Где же найти эту осведомленность, без которой самодержавие не в состоянии правильно функционировать?
Бюрократия, включая министров, представляет одну из преград, отделяющих государя от народа. Бюрократия — каста, имеющая свои собственные интересы, далеко не всегда совпадающие с интересами страны и ее государя. Нельзя обойтись без чиновников в стране с 150 миллионами населения, простирающейся от Варшавы до Аляски. Необходимы слуги как для контроля, так и для исполнения. Но они же клонят заменить волю царя своим влиянием. Не раз случалось, что министр представлял общественности строгость закона как последствие царских непреклонных требований, а милость — как плод министерского воздействия на государя. Зачастую было не в интересах бюрократии осведомлять императора о действительности.
Другая преграда — так называемая интеллигенция, люди, не достигшие власти, но чающие ее захвата. Для этой категории лиц прямой исход — революция.
Средостение — это бюрократия и интеллигенция, другими словами — люди, достигнувшие целей и стремившиеся их сменить. Это два врага, солидарные в стремлении умалить престиж царя. Эти две силы построили вокруг царя истинную стену, настоящую тюрьму. Стена эта, препятствовала императору обратиться непосредственно к своему народу, сказать ему как равный равному, сколь он его любит. Та же стена мешала искренним верноподанным государя (включая и молодежь, которую пропаганда еще не успела развратить) сказать царю, сколько есть им подобных, простых, благодарных и привязанных к нему людей.

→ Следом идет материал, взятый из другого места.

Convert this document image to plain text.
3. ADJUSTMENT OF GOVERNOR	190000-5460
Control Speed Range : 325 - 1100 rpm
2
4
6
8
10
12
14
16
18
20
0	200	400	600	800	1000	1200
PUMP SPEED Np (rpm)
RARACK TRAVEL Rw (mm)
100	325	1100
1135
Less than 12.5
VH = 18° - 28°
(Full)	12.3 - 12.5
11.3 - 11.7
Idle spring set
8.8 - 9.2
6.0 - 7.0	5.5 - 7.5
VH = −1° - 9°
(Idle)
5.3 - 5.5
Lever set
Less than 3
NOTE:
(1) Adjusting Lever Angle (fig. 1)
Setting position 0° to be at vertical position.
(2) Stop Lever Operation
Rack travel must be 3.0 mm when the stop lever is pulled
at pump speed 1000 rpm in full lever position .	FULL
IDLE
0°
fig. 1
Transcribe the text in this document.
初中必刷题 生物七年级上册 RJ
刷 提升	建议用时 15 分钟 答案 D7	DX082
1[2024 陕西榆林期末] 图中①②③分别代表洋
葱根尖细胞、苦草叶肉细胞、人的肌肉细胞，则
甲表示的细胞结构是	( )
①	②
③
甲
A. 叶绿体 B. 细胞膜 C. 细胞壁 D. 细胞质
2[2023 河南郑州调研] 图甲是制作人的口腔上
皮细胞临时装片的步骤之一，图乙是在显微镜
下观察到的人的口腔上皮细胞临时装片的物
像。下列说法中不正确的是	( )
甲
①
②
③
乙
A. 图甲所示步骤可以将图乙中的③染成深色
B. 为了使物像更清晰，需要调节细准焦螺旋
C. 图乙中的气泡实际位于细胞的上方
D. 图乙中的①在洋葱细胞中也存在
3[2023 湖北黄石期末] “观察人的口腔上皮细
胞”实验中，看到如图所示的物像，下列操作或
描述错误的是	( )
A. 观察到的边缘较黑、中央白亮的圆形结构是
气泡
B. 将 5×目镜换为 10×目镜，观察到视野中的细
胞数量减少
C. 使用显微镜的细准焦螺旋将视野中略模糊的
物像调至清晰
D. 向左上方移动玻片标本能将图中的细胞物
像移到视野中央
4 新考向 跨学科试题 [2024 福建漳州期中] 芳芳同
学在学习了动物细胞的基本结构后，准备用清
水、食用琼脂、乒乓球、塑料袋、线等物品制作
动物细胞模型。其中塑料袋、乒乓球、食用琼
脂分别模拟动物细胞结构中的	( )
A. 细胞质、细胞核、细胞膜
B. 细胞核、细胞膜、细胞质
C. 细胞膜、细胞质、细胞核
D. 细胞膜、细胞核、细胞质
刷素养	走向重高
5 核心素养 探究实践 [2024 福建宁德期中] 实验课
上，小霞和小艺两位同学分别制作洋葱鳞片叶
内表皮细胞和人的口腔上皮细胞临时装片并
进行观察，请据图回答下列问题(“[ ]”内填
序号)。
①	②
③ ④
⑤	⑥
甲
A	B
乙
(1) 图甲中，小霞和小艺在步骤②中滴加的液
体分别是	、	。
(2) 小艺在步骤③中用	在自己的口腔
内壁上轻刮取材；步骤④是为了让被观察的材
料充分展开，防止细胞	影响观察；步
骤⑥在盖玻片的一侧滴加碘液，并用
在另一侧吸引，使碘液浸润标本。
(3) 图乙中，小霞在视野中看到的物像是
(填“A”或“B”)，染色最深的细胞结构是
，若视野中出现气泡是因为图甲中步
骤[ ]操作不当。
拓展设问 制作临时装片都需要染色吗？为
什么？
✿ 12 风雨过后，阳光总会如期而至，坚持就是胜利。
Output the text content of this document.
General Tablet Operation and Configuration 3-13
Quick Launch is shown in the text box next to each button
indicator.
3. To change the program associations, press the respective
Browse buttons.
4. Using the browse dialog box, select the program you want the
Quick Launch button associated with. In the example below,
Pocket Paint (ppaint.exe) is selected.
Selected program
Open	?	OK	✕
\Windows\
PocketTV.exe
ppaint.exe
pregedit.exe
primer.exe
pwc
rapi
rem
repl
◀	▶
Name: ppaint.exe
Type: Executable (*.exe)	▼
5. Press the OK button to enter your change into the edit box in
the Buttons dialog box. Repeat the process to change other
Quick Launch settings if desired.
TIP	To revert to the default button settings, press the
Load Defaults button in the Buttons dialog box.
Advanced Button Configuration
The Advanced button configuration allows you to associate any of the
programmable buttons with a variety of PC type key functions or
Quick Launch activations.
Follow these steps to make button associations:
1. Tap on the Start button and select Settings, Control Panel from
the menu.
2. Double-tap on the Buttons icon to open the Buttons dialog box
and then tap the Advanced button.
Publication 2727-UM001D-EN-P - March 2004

Крестьянские массы любят императора. Его любит армия. Горожане толпятся по его пути и приветствуют восторженными криками. Весь народ верит в него. Чувства эти стали бы беспредельными, если бы не средостение, мешающее Его Величеству полностью осуществлять свой долг.
Мне казалось, что Николай II верил до конца царствования, что ему удалось сломить эту стену. 14 февраля 1917 года, всего за две недели до отречения, государь после моего доклада вел со мной следующий разговор.
Император обсуждал общее положение дел в России и на фронте. У меня вырвалась неосторожная фраза:
— Да, Ваше Величество, это будет и в династическом отношении удачная мера.
Царь, всегда такой сдержанный, ответил довольно резко, видимо взволнованный:
— Как! И вы, Мосолов, говорите мне о династической опасности, о которой мне в эти дни протрубили уши?! Неужели и вы, бывший со мною во время моих объездов войск и видевший, как солдаты и народ меня принимают, тоже трусите?
— Точно так. Теперь я видел войска вне присутствия Вашего Величества, и это именно заставило меня сказать Вам, государь, те слова, за которые Вы изволили разгневаться.